Learn how to understand your Google Analytics to develop your marketing strategy.
If leveraged correctly, Google Analytics can help you make the necessary changes to your website and marketing strategy to have the best conversion rates and to know exactly who you are selling to. Not only will you know who visits your website, how they got there, what pages they spent the most time on, and where they made the final decision to convert, but you will also be able to set up Goals, E-commerce related tracking and A/B Testing.
Applying Google Analytics to a Website Marketing Strategy
When looking at Google Analytics, here are the most important things to notice in each section of Google Analytics and how this will help you develop your marketing strategy.
SEO Analytics: page load speed, page views per visit, time on site
Digital Marketing Analytics: traffic, leads, sales, email, social media, sales
User: Website visitors during your selected date range. Includes new and returning visitors.
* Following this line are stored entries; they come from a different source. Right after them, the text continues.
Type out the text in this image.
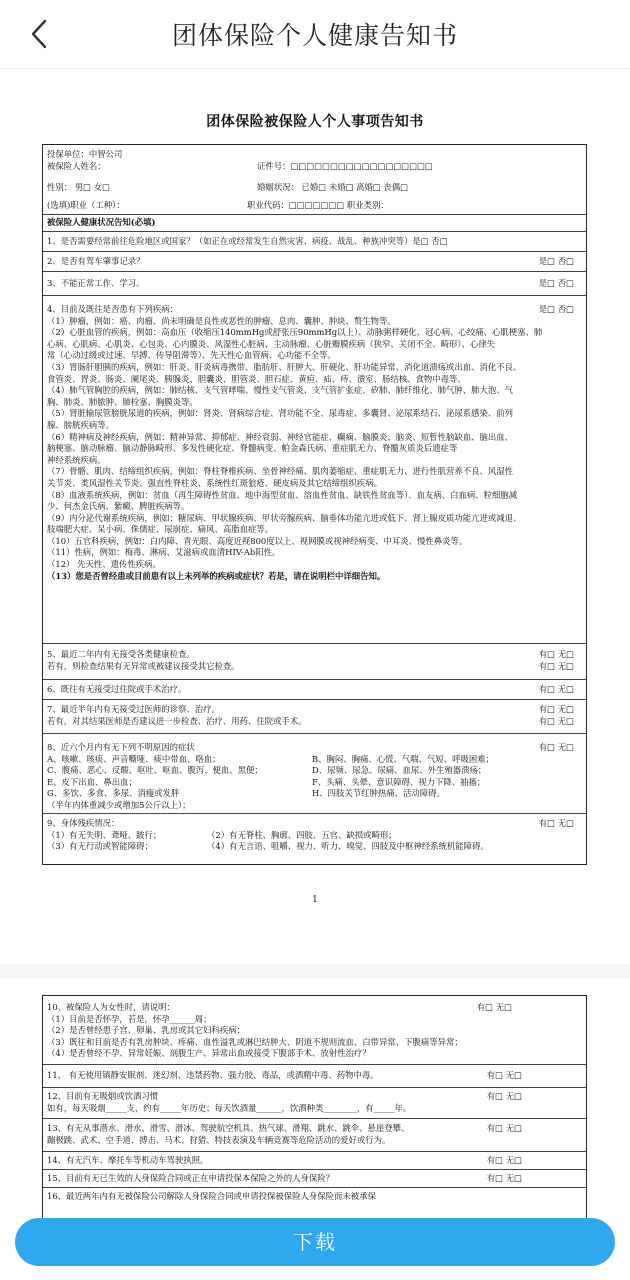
团体保险个人健康告知书
团体保险被保险人个人事项告知书
投保单位：中智公司
被保险人姓名：	证件号：□□□□□□□□□□□□□□□□□□
性别： 男□ 女□	婚姻状况： 已婚□ 未婚□ 离婚□ 丧偶□
(选填)职业（工种）：	职业代码：□□□□□□□ 职业类别：
被保险人健康状况告知(必填)
1、是否需要经常前往危险地区或国家？（如正在或经常发生自然灾害、病疫、战乱、种族冲突等）是□ 否□
2、是否有驾车肇事记录？	是□ 否□
3、不能正常工作、学习。	是□ 否□
4、目前及既往是否患有下列疾病：	是□ 否□
（1）肿瘤，例如：癌、肉瘤、尚未明确是良性或恶性的肿瘤、息肉、囊肿、肿块、赘生物等。
（2）心脏血管的疾病，例如：高血压（收缩压140mmHg或舒张压90mmHg以上）、动脉粥样硬化、冠心病、心绞痛、心肌梗塞、肺
心病、心肌病、心肌炎、心包炎、心内膜炎、风湿性心脏病、主动脉瘤、心脏瓣膜疾病（狭窄、关闭不全、畸形）、心律失
常（心动过缓或过速、早搏、传导阻滞等）、先天性心血管病、心功能不全等。
（3）胃肠肝胆胰的疾病，例如：肝炎、肝炎病毒携带、脂肪肝、肝肿大、肝硬化、肝功能异常、消化道溃疡或出血、消化不良、
食管炎、胃炎、肠炎、阑尾炎、胰腺炎、胆囊炎、胆管炎、胆石症、黄疸、疝、痔、溃室、肠结核、食物中毒等。
（4）肺气管胸腔的疾病，例如：肺结核、支气管哮喘、慢性支气管炎、支气管扩张症、矽肺、肺纤维化、肺气肿、肺大泡、气
胸、肺炎、肺脓肿、肺栓塞、胸膜炎等。
（5）肾脏输尿管膀胱尿道的疾病，例如：肾炎、肾病综合症、肾功能不全、尿毒症、多囊肾、泌尿系结石、泌尿系感染、前列
腺、膀胱疾病等。
（6）精神病及神经疾病，例如：精神异常、抑郁症、神经衰弱、神经官能症、癫痫、脑膜炎、脑炎、短暂性脑缺血、脑出血、
脑梗塞、脑动脉瘤、脑动静脉畸形、多发性硬化症、脊髓病变、帕金森氏病、重症肌无力、脊髓灰质炎后遗症等
神经系统疾病。
（7）骨骼、肌肉、结缔组织疾病，例如：脊柱脊椎疾病、坐骨神经痛、肌肉萎缩症、重症肌无力、进行性肌营养不良、风湿性
关节炎、类风湿性关节炎、强直性脊柱炎、系统性红斑狼疮、硬皮病及其它结缔组织疾病。
（8）血液系统疾病，例如：贫血（再生障碍性贫血、地中海型贫血、溶血性贫血、缺铁性贫血等）、血友病、白血病、粒细胞减
少、何杰金氏病、紫癜、脾脏疾病等。
（9）内分泌代谢系统疾病，例如：糖尿病、甲状腺疾病、甲状旁腺疾病、脑垂体功能亢进或低下、肾上腺皮质功能亢进或减退、
肢端肥大症、呆小病、侏儒症、尿崩症、痛风、高脂血症等。
（10）五官科疾病，例如：白内障、青光眼、高度近视800度以上、视网膜或视神经病变、中耳炎、慢性鼻炎等。
（11）性病，例如：梅毒、淋病、艾滋病或血清HIV-Ab阳性。
（12） 先天性、遗传性疾病。
（13）您是否曾经患或目前患有以上未列举的疾病或症状？若是，请在说明栏中详细告知。
5、最近二年内有无接受各类健康检查。	有□ 无□
若有，则检查结果有无异常或被建议接受其它检查。	有□ 无□
6、既往有无接受过住院或手术治疗。	有□ 无□
7、最近半年内有无接受过医师的诊察、治疗。	有□ 无□
若有，对其结果医师是否建议进一步检查、治疗、用药、住院或手术。	有□ 无□
8、近六个月内有无下列不明原因的症状	有□ 无□
A、咳嗽、咳痰、声音嘶哑、痰中带血、咯血；	B、胸闷、胸痛、心慌、气喘、气短、呼吸困难；
C、腹痛、恶心、反酸、呕吐、呕血、腹泻、便血、黑便；	D、尿频、尿急、尿痛、血尿、外生殖器溃疡；
E、皮下出血、鼻出血；	F、头痛、头晕、意识障碍、视力下降、抽搐；
G、多饮、多食、多尿、消瘦或发胖	H、四肢关节红肿热痛、活动障碍。
（半年内体重减少或增加5公斤以上）；
9、身体残疾情况：	有□ 无□
（1）有无失明、聋哑、跛行；	（2）有无脊柱、胸廓、四肢、五官、缺损或畸形；
（3）有无行动或智能障碍；	（4）有无言语、咀嚼、视力、听力、嗅觉、四肢及中枢神经系统机能障碍。
1
10、被保险人为女性时，请说明：	有□ 无□
（1）目前是否怀孕，若是，怀孕______周；
（2）是否曾经患子宫、卵巢、乳房或其它妇科疾病；
（3）既往和目前是否有乳房肿块、疼痛、血性溢乳或淋巴结肿大、阴道不规则流血、白带异常、下腹痛等异常；
（4）是否曾经不孕、异常妊娠、剖腹生产、异常出血或接受下腹部手术、放射性治疗？
11、 有无使用镇静安眠剂、迷幻剂、违禁药物、强力胶、毒品，或酒精中毒、药物中毒。	有□ 无□
12、目前有无吸烟或饮酒习惯	有□ 无□
如有，每天吸烟_____支，约有_____年历史；每天饮酒量______，饮酒种类________，有_____年。
13、有无从事潜水、滑水、滑雪、滑冰、驾驶航空机具、热气球、滑翔、跳水、跳伞、悬崖登攀、	有□ 无□
蹦极跳、武术、空手道、搏击、马术、狩猎、特技表演及车辆竞赛等危险活动的爱好或行为。
14、有无汽车、摩托车等机动车驾驶执照。	有□ 无□
15、目前有无已生效的人身保险合同或正在申请投保本保险之外的人身保险？	有□ 无□
16、最近两年内有无被保险公司解除人身保险合同或申请投保被保险人身保险而未被承保
下载
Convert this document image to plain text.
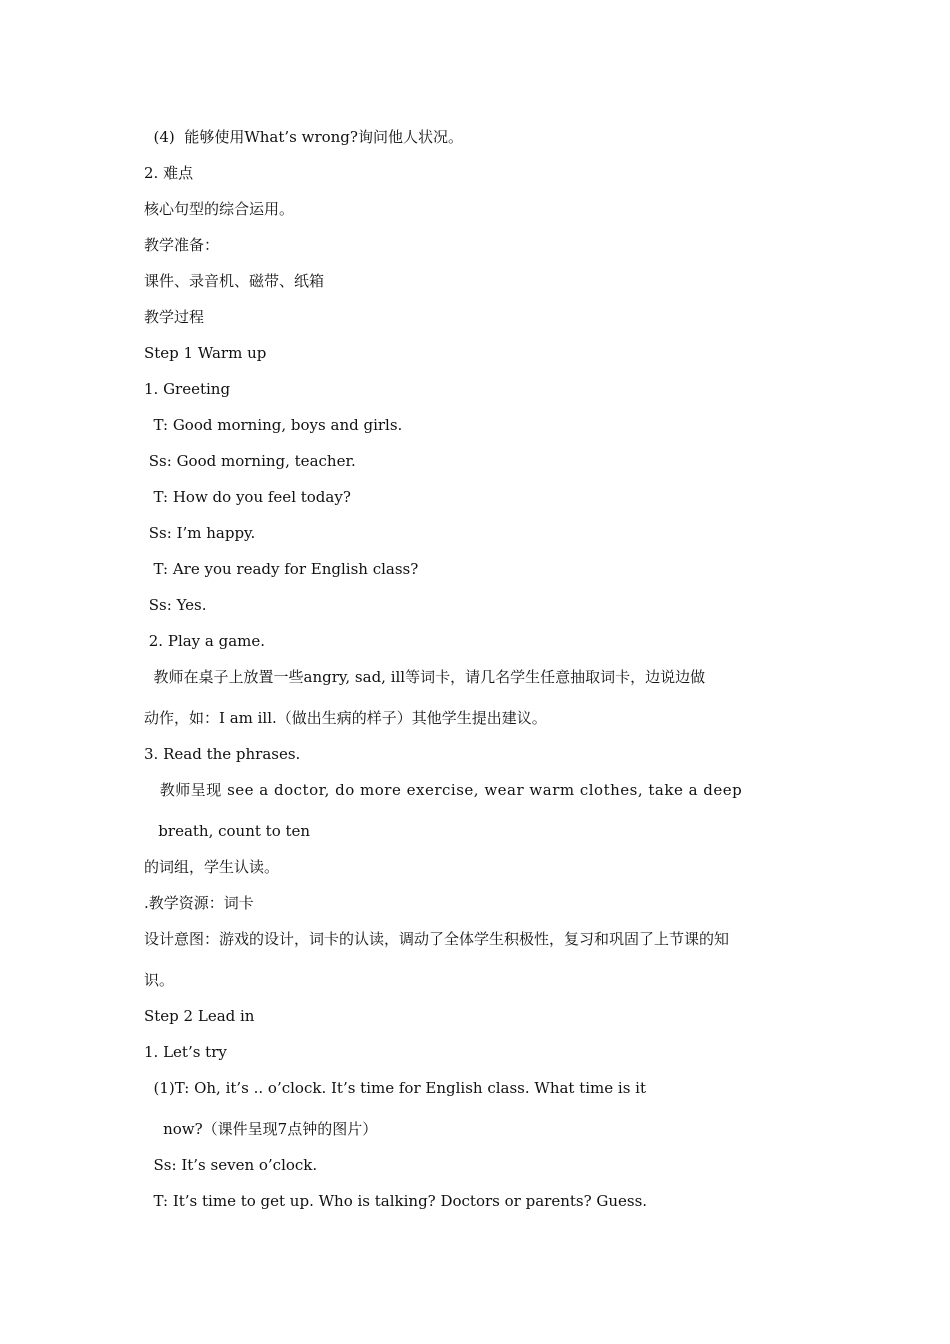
(4)  能够使用What’s wrong?询问他人状况。
2. 难点
核心句型的综合运用。
教学准备：
课件、录音机、磁带、纸箱
教学过程
Step 1 Warm up
1. Greeting
T: Good morning, boys and girls.
Ss: Good morning, teacher.
T: How do you feel today?
Ss: I’m happy.
T: Are you ready for English class?
Ss: Yes.
2. Play a game.
教师在桌子上放置一些angry, sad, ill等词卡，请几名学生任意抽取词卡，边说边做
动作，如：I am ill.（做出生病的样子）其他学生提出建议。
3. Read the phrases.
教师呈现 see a doctor, do more exercise, wear warm clothes, take a deep
breath, count to ten
的词组，学生认读。
.教学资源：词卡
设计意图：游戏的设计，词卡的认读，调动了全体学生积极性，复习和巩固了上节课的知
识。
Step 2 Lead in
1. Let’s try
(1)T: Oh, it’s .. o’clock. It’s time for English class. What time is it
now?（课件呈现7点钟的图片）
Ss: It’s seven o’clock.
T: It’s time to get up. Who is talking? Doctors or parents? Guess.
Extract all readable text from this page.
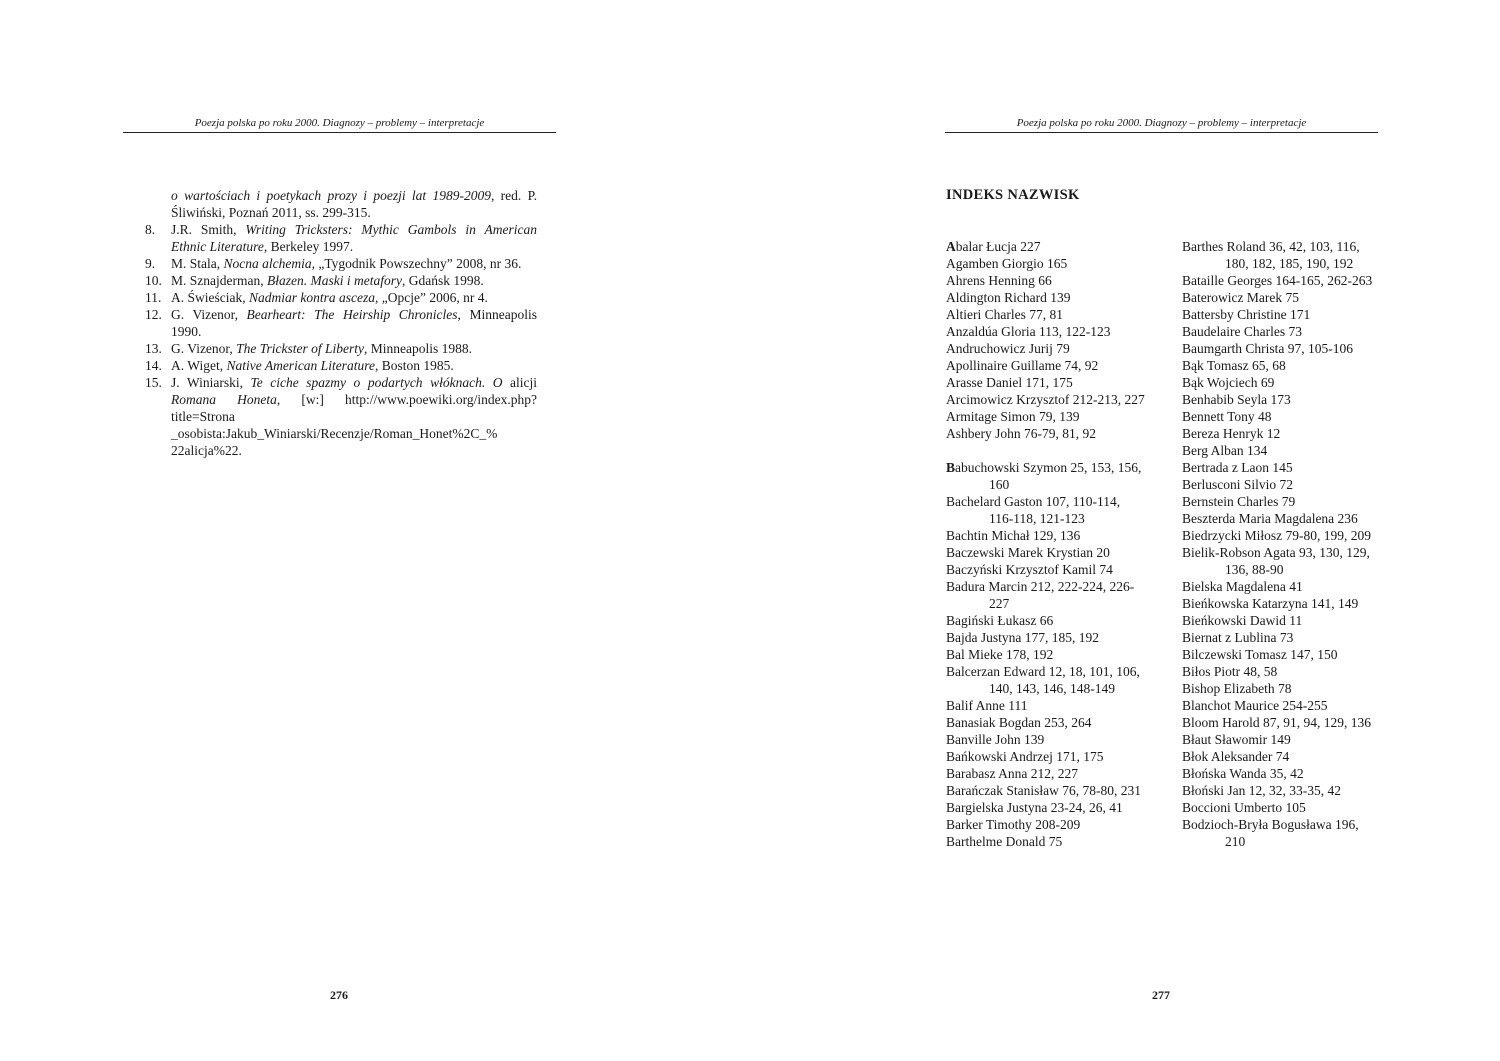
Poezja polska po roku 2000. Diagnozy – problemy – interpretacje
o wartościach i poetykach prozy i poezji lat 1989-2009, red. P. Śliwiński, Poznań 2011, ss. 299-315.
8. J.R. Smith, Writing Tricksters: Mythic Gambols in American Ethnic Literature, Berkeley 1997.
9. M. Stala, Nocna alchemia, „Tygodnik Powszechny” 2008, nr 36.
10. M. Sznajderman, Błazen. Maski i metafory, Gdańsk 1998.
11. A. Świeściak, Nadmiar kontra asceza, „Opcje” 2006, nr 4.
12. G. Vizenor, Bearheart: The Heirship Chronicles, Minneapolis 1990.
13. G. Vizenor, The Trickster of Liberty, Minneapolis 1988.
14. A. Wiget, Native American Literature, Boston 1985.
15. J. Winiarski, Te ciche spazmy o podartych włóknach. O alicji Romana Honeta, [w:] http://www.poewiki.org/index.php?title=Strona _osobista:Jakub_Winiarski/Recenzje/Roman_Honet%2C_% 22alicja%22.
276
Poezja polska po roku 2000. Diagnozy – problemy – interpretacje
INDEKS NAZWISK
Abalar Łucja 227
Agamben Giorgio 165
Ahrens Henning 66
Aldington Richard 139
Altieri Charles 77, 81
Anzaldúa Gloria 113, 122-123
Andruchowicz Jurij 79
Apollinaire Guillame 74, 92
Arasse Daniel 171, 175
Arcimowicz Krzysztof 212-213, 227
Armitage Simon 79, 139
Ashbery John 76-79, 81, 92
Babuchowski Szymon 25, 153, 156, 160
Bachelard Gaston 107, 110-114, 116-118, 121-123
Bachtin Michał 129, 136
Baczewski Marek Krystian 20
Baczyński Krzysztof Kamil 74
Badura Marcin 212, 222-224, 226-227
Bagiński Łukasz 66
Bajda Justyna 177, 185, 192
Bal Mieke 178, 192
Balcerzan Edward 12, 18, 101, 106, 140, 143, 146, 148-149
Balif Anne 111
Banasiak Bogdan 253, 264
Banville John 139
Bańkowski Andrzej 171, 175
Barabasz Anna 212, 227
Barańczak Stanisław 76, 78-80, 231
Bargielska Justyna 23-24, 26, 41
Barker Timothy 208-209
Barthelme Donald 75
Barthes Roland 36, 42, 103, 116, 180, 182, 185, 190, 192
Bataille Georges 164-165, 262-263
Baterowicz Marek 75
Battersby Christine 171
Baudelaire Charles 73
Baumgarth Christa 97, 105-106
Bąk Tomasz 65, 68
Bąk Wojciech 69
Benhabib Seyla 173
Bennett Tony 48
Bereza Henryk 12
Berg Alban 134
Bertrada z Laon 145
Berlusconi Silvio 72
Bernstein Charles 79
Beszterda Maria Magdalena 236
Biedrzycki Miłosz 79-80, 199, 209
Bielik-Robson Agata 93, 130, 129, 136, 88-90
Bielska Magdalena 41
Bieńkowska Katarzyna 141, 149
Bieńkowski Dawid 11
Biernat z Lublina 73
Bilczewski Tomasz 147, 150
Biłos Piotr 48, 58
Bishop Elizabeth 78
Blanchot Maurice 254-255
Bloom Harold 87, 91, 94, 129, 136
Błaut Sławomir 149
Błok Aleksander 74
Błońska Wanda 35, 42
Błoński Jan 12, 32, 33-35, 42
Boccioni Umberto 105
Bodzioch-Bryła Bogusława 196, 210
277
Bounce Rate: The percentage of single-page visits (users that left your site from the same page they entered; no interaction with the site).
Sessions: Period of time a user is actively engaged with the site.
The Audience section of Google Analytics will tell you who they are, where they are, what they are interested in, what technology they use and the website flow of the user. Understanding who is visiting your website in terms of age, location and gender is the best way to determine how to fit your strategy around these groups of people interests and preferences.
Navigate: Audience > Demographics > Age. Let’s say your highest group of website visitors are age 25-34. This will tell you that it is mainly young professionals, first time home owners or young families, etc.
Navigate: Audience > Demographics > Gender. Now this reads at 60% Female. In this strategy you would to not focus solely on females age 25-34, because you would miss out on a high number of male customers.
How to read it: Now you need a color scheme that is likable by both men and women and relatively ‘cool.’ Coming up with a strategy based on age and gender really makes sense when you are trying to be creative and entice your customers to well, be a customer! This could mean if you are running an e-commerce site that is skewed to an older demographic, you may not want to title a blog post, ‘Treat Yo Self!’ However, if your demographic is millennial, they will probably chuckle AND get the joke.
Navigate: Audience > Demographics > Geo > Location. Most likely you are only targeting the United States, so click United States.
How to read it: Now when you see the states that are at the top of the list, these are the states that it would makes sense to target in any ads that you run or if you are putting money into SEO have them target these areas first and go down the list as they continue. Also, most likely the state that you are located in is most likely at the top as well. Click on it. The city that you are in is most likely at the top here. If either of these things are not true, you need to refocus your marketing strategy on your local geographical community.
This section will provide detailed information about how people are arriving at your website, the page visitors landed on your site (with impressions on search engines, clicks, CTR and average position), what queries are being used to bring people in, in depth information about people coming to your website from social media, organic keywords and campaigns.
Navigate: Acquisitions > All Traffic > Channels. Determine where your traffic is coming from. The channels are listed in order of traffic driven to the website.
How to read it: How are individual leads coming to your website? Organic, Social, Direct or Referral? Email or read your blog? Twitter or Facebook? How did that email send work? Did it generate more leads via the blog published or the Twitter share?
Navigate: Click on each channel to see what is leading in that area and what can be done to drive in more traffic through this channel.
Once you have begun a few of these strategies, check back often to see what is working and what is not, so you can constantly switch up your game plan for the best outcome for your specific industry.
Now, we need to determine where on your website people are spending time and what is being largely ignored. The behavior section allows you to develop an awareness of what content your site visitors find the most valuable. You can use this as a guide for what works and what doesn’t work when it comes to blog topics and post types.
Navigate: Behavior > Site Content > Content Drilldown. This is the overview of which pages on your website are visited the most.
How to read it: Seeing which pages and blog posts are the most viewed, can help guide your marketing strategy by knowing what your core customers are interested in.
Navigate: Behavior > Site Content > Landing pages to see which pages your website is being entered from.
How to read it: This will give you a good idea of your search and social marketing strategies. If you do not see your most important pages and / or promoted pages in the top ten of this list, now is a good time to reevaluate their value and to realign your promotional posts on social media and email marketing campaigns to reflect the top ten pages you are driving traffic to.
Google Analytics can be very powerful when you know how to read the information provided.
By paying attention to your demographics you can begin to create the content and images that target your core audience. This will begin to build a customized and personalized experience that keeps your audience wanting to come back for more information.
By diving into your top referral traffic, you begin to see what is the most shareable and create more content that is similar in nature and create more website return visitors. Knowing what is being clicked on in social allows you to create a more cohesive strategy that entices your social friends to share more often and broaden your reach.
By analyzing your Google Analytics you will find a full understanding of who your audience is, what they want and how they find you.